The idea kicked back into motion when Carlisle Borough Councilman Joel Hicks approached the organization with an idea to buy meals from downtown restaurants to then give to charities. After discussions and input from Councilman Sean Crampsie, Destination Carlisle settled on a gift card program that solved logistics issues and expanded the idea to help even more downtown businesses while assisting nonprofits or honoring frontline workers.

The timing of the program is essential for small businesses as federal aid, including loans and grants, continues to be held up. Restaurants are also closed under Gov. Tom Wolf’s mitigation orders announced on Dec. 10.

In a news conference Monday, Dr. Rachel Levine, Pennsylvania’s secretary of health, declined to say for certain whether the restrictions would continue past the planned end date on Jan. 4.

“We’ll be having those discussions with the governor’s office and making our recommendations obviously this week in preparation for Jan. 4,” she said.

On top of closures due to the mitigation orders, businesses are entering into what Gilbert said are the slowest months of the year even in normal times as shoppers stay home due to the weather and deal with post-Christmas financial fallout.

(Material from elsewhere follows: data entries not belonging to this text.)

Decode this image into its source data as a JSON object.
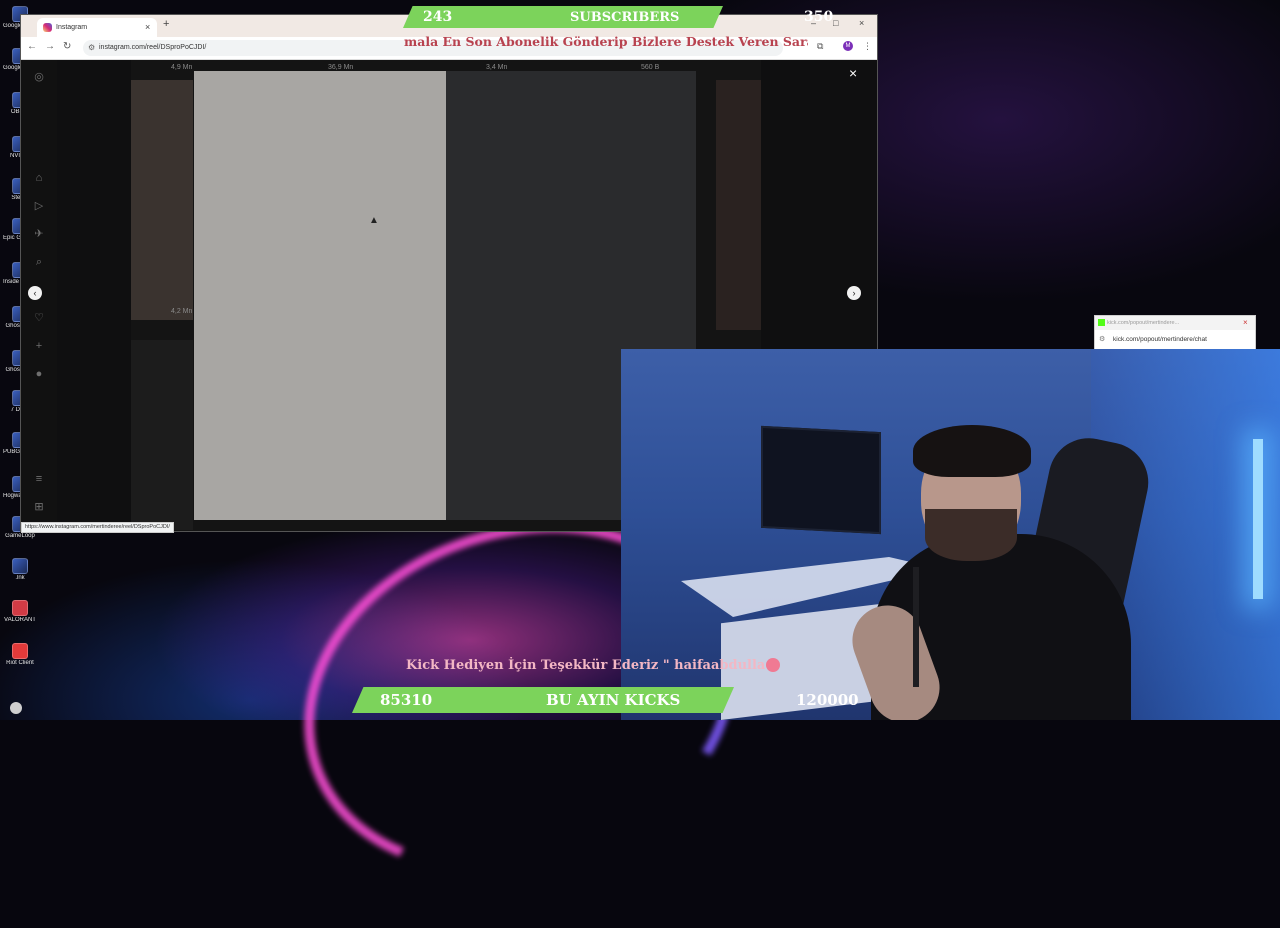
{
  "desktop": {
    "icons": [
      {
        "label": "Google Drive"
      },
      {
        "label": "Google Chrome"
      },
      {
        "label": "OBS S"
      },
      {
        "label": "NVIDIA"
      },
      {
        "label": "Steam"
      },
      {
        "label": "Epic Games Launcher"
      },
      {
        "label": "Inside Backrooms"
      },
      {
        "label": "Ghost Jam"
      },
      {
        "label": "Ghost Jam"
      },
      {
        "label": "7 Days"
      },
      {
        "label": "PUBG BATTLE"
      },
      {
        "label": "Hogwarts Legacy"
      },
      {
        "label": "GameLoop"
      },
      {
        "label": ".lnk"
      },
      {
        "label": "VALORANT"
      },
      {
        "label": "Riot Client"
      }
    ]
  },
  "browser": {
    "tab_title": "Instagram",
    "tab_close": "×",
    "new_tab": "+",
    "url": "instagram.com/reel/DSproPoCJDI/",
    "status_url": "https://www.instagram.com/mertinderee/reel/DSproPoCJDI/",
    "window_controls": {
      "minimize": "–",
      "maximize": "□",
      "close": "×"
    },
    "nav": {
      "back": "←",
      "forward": "→",
      "reload": "↻"
    }
  },
  "instagram": {
    "view_counts": {
      "thumb1": "4,9 Mn",
      "thumb2": "36,9 Mn",
      "thumb3": "3,4 Mn",
      "thumb4": "560 B",
      "thumb5": "4,2 Mn"
    },
    "close_label": "×",
    "prev_label": "‹",
    "next_label": "›"
  },
  "overlay": {
    "subs_current": "243",
    "subs_label": "SUBSCRIBERS",
    "subs_goal": "350",
    "top_ticker": "mala En Son Abonelik Gönderip Bizlere Destek Veren Sara",
    "bottom_ticker": "Kick Hediyen İçin Teşekkür Ederiz \" haifaabdulla \"",
    "kicks_current": "85310",
    "kicks_label": "BU AYIN KICKS",
    "kicks_goal": "120000"
  },
  "chat_popout": {
    "title": "kick.com/popout/mertindere...",
    "url": "kick.com/popout/mertindere/chat"
  }
}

“They’re not out and about in the way they would be in spring, summer or fall,” she said.

The Destination Carlisle website is taking suggestions not only for frontline workers to honor but also for suggestions on businesses that may need assistance.

Gilbert said Destination Carlisle is also asking businesses to assess their level of need. Already, the organization has decided to assist newer businesses that wouldn’t have had records to apply for funding earlier in the pandemic or that are single-employee businesses that didn’t qualify for the Paycheck Protection Program.

“Businesses need business,” she said. “They want business. They want to be able to do what they do.”